On Presidential Succession

Jack Balkin argues that the current Congress should amend the Presidential Succession Act to allow succession to remain within a political party. So instead of the VP-then-Speaker of the House sequence, Balkin argues that the Presidency should devolve from the VP to executive officials to keep the succession within the political party that captured the presidential office in the last election.

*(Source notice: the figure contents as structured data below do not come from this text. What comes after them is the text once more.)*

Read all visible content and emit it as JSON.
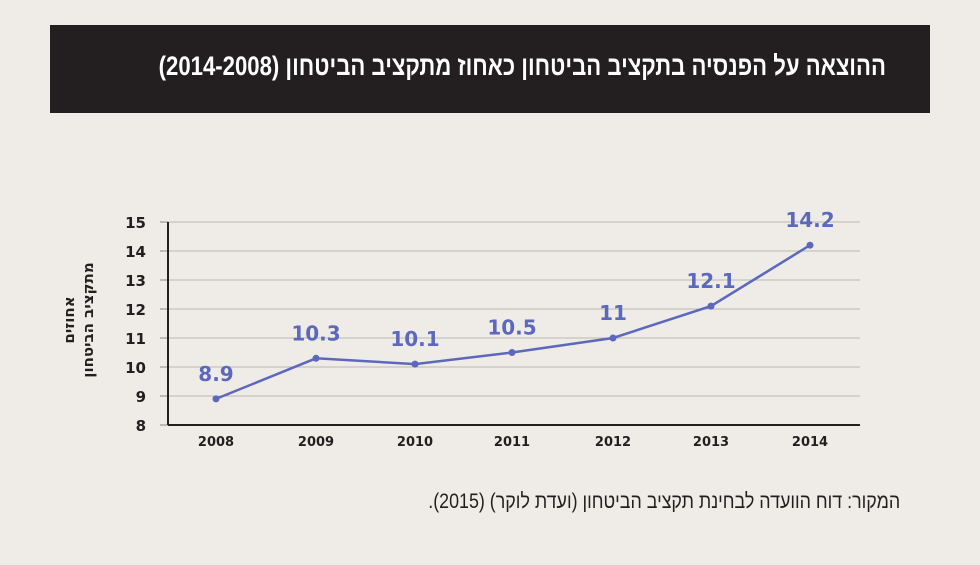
{
  "title": "ההוצאה על הפנסיה בתקציב הביטחון כאחוז מתקציב הביטחון (2014-2008)",
  "source": "המקור: דוח הוועדה לבחינת תקציב הביטחון (ועדת לוקר) (2015).",
  "chart_data": {
    "type": "line",
    "title": "ההוצאה על הפנסיה בתקציב הביטחון כאחוז מתקציב הביטחון (2014-2008)",
    "xlabel": "",
    "ylabel_lines": [
      "אחוזים",
      "מתקציב הביטחון"
    ],
    "categories": [
      "2008",
      "2009",
      "2010",
      "2011",
      "2012",
      "2013",
      "2014"
    ],
    "values": [
      8.9,
      10.3,
      10.1,
      10.5,
      11,
      12.1,
      14.2
    ],
    "labels": [
      "8.9",
      "10.3",
      "10.1",
      "10.5",
      "11",
      "12.1",
      "14.2"
    ],
    "yticks": [
      "8",
      "9",
      "10",
      "11",
      "12",
      "13",
      "14",
      "15"
    ],
    "ylim": [
      8,
      15
    ],
    "grid": true,
    "line_color": "#5b68bd"
  }
}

Put to one side the constitutionality of the Act or any attempt to modify it. Should the “great act of statesmanship” of changing succession rules to stay within the ruling party (as Norm Ornstein calls it) really become a legislative priority? I can’t see the pressing need — at least from the perspective of making sure party control is preserved. (Ornstein also worries about terrorism and how large numbers of potential successors could die in an attack on Washington, requiring succession rules that put non-Washingtonians in the queue.) As we all know, presidents often win their offices without the popular vote; it would hardly be a great injustice to devolve the presidency to the political party that actually won the popular vote in the last election, assuming that both the President and VP were removed from office. So it isn’t clear to me why there should be a presumption of a party’s preserving its hold on the executive office without some further test of that party’s democratic credibility. Even assuming that a party won the popular vote in a presidential election a few years back, it is possible, of course, that an intervening mid-term election evidences popular support for the party not controlling the White House. Why should our succession rules allow the party losing popular support to maintain its hold on the office? In short, if Congress were to take to the task of rewriting the succession laws, I hardly think an easy case can be made for simply allowing the winning party in the last Electoral College vote to hold onto the executive office. We don’t have this much faith in the Electoral College, do we? If we’re going to rewrite this law, let’s be more creative — and more sensitive to democratic norms that too often get subverted by our structural rules.